# On the way home from Marty's NT.....



## Stan Cedarleaf (Jan 2, 2008)

After we left Marty's, it was Kay's turn to do something she wanted to do that wasn't train related.... That's hard to understand but you know how it is..........







So we stopped at The ABQ Balloon Fiesta... Here's a number of images of this magnificent event....

The morning started before it got light with the "Dawn Patrol".












































The testing and warming of the burners......















Remembering our Great Country....




























Preparing for launch..........















The ascension of many sizes, shapes and colors......










































Remembering our Fallen and Lost Heros........
























Some very interesting shapes and familiar faces......................






























































































































































































































It's an awesome sight to see hundreds of balloons in the air at one time.....


----------



## Jerry Barnes (Jan 2, 2008)

WOW, fab shots Stan!


----------



## GrizzlyFlatsFan (Jan 5, 2008)

Those are great shots, Stan. Did you take a ride and go up in any of them?


----------



## peter bunce (Dec 29, 2007)

Hi Stan, 

Nice shots - you are showing off with the new editor I think! 

Thanks for showing them, and thank Kay for suggesting it.


----------



## Trains (Jan 2, 2008)

Great shots Stan! Looks like fun even if it's not trains.


----------



## flatracker (Jan 2, 2008)

You Lucky Devil!!!







As close as you live to that, I'm surprised you havent been several times. That is just BEAUTIFUL!!! Great shots and fantastic subjects. I'll bet all you had to do was aim and shoot without all that fancy lighting equipment required for your profession in the past







Thanks for posting them!


----------



## John J (Dec 29, 2007)

Those are beautiful pic's. When I first opened the tread I thought you got pic's of some sunrise. As the temp gets cooler I will see a lot of those on the way in to work. I have had them drift over when I was working on my RR.


----------



## Henson (Jan 2, 2008)

Nice shots Stan, looks like you and Kay are still having a great time on the road. 

Henson


----------



## Rods UP 9000 (Jan 7, 2008)

Stan, 
Thanks for the beautiful pictures. There is some neat looking balloons you saw there. 
Rodney


----------



## Great Western (Jan 2, 2008)

Greetings Stan,


Wonderful pics, I delighted in seeing them. Like many folks I am fascinated by them.


As a young child during WW2 I used to wave and say "goodnight" to a barrage balloon which was hoisted in the air each day.

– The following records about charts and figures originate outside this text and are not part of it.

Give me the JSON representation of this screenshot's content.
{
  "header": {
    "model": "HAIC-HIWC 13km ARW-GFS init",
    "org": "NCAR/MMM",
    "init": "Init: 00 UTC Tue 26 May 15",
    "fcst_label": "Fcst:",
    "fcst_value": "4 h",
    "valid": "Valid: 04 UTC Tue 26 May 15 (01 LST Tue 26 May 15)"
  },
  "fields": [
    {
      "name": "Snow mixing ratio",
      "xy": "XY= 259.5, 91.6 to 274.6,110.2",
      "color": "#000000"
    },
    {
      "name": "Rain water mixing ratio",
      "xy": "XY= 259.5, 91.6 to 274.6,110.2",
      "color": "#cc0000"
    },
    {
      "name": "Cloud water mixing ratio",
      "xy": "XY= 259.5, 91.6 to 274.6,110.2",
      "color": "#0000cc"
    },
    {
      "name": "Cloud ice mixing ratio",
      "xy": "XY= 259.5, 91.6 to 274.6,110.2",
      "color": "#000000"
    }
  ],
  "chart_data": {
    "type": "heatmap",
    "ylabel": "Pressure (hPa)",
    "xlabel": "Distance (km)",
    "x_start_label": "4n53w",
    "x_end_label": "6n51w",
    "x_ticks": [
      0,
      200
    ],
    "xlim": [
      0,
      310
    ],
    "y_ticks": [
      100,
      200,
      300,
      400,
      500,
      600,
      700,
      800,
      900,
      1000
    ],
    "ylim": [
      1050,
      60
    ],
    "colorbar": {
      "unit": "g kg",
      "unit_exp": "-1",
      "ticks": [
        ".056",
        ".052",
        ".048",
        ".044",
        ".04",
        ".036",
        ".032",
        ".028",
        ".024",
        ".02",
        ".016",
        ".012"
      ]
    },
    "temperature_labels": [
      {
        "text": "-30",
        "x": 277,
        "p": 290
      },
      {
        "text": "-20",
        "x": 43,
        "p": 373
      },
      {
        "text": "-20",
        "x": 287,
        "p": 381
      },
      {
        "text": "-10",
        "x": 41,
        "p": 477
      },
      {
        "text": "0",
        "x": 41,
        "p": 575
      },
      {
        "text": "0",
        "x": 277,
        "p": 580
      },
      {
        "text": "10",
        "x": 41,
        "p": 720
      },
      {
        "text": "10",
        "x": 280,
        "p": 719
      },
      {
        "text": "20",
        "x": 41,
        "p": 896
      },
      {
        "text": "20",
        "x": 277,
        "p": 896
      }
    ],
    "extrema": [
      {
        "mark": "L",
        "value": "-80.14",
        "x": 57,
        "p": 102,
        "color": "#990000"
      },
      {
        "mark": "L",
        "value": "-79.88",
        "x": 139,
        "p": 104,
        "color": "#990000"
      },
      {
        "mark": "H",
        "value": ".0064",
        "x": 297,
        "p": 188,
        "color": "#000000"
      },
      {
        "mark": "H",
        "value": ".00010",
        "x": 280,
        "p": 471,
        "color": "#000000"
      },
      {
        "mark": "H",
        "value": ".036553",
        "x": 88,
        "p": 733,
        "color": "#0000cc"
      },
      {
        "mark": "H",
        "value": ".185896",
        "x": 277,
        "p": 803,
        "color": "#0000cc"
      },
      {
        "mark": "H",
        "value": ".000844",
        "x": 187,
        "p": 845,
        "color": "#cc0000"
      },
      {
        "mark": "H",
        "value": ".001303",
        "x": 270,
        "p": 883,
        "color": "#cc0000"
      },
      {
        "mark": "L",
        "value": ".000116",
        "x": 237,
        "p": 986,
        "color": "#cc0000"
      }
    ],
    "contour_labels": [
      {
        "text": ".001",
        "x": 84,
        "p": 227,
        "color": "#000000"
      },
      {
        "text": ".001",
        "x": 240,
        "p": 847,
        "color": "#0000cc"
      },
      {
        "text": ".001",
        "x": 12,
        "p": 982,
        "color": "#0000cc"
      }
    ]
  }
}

This balloon, and others, were the peripheral ring of air defence around one of the larger English cities. His name, not unnaturally, was Barry.


----------



## Robert (Jan 2, 2008)

Great photos. My son and I really liked the unusally shaped balloons. We had no idea.

Robert


----------



## Stan Cedarleaf (Jan 2, 2008)

The Balloon Fiesta is a fabulous event.... Thanks for the input on the images and yes, I've been having fun with the new editor...









There's much more to learn about it but it's been fun.

George.... nope, we didn't ride. It was just fun watching them...


----------



## wchasr (Jan 2, 2008)

Stan, 
Wonderful shots! Intrepid too as you captured the early morning light ups. They can be truly spectacular, IF you can get the family up that early. We've had a balloon rally not too far from our home (next county over) for over 30 years now. I't been close to 20 years since I've been to see it but the crowds have not diminished at all I'm told. While it's not near as large an event as some in your neck of the woods it's pretty big. 

Thanks for sharing your great shots! 

Chas


----------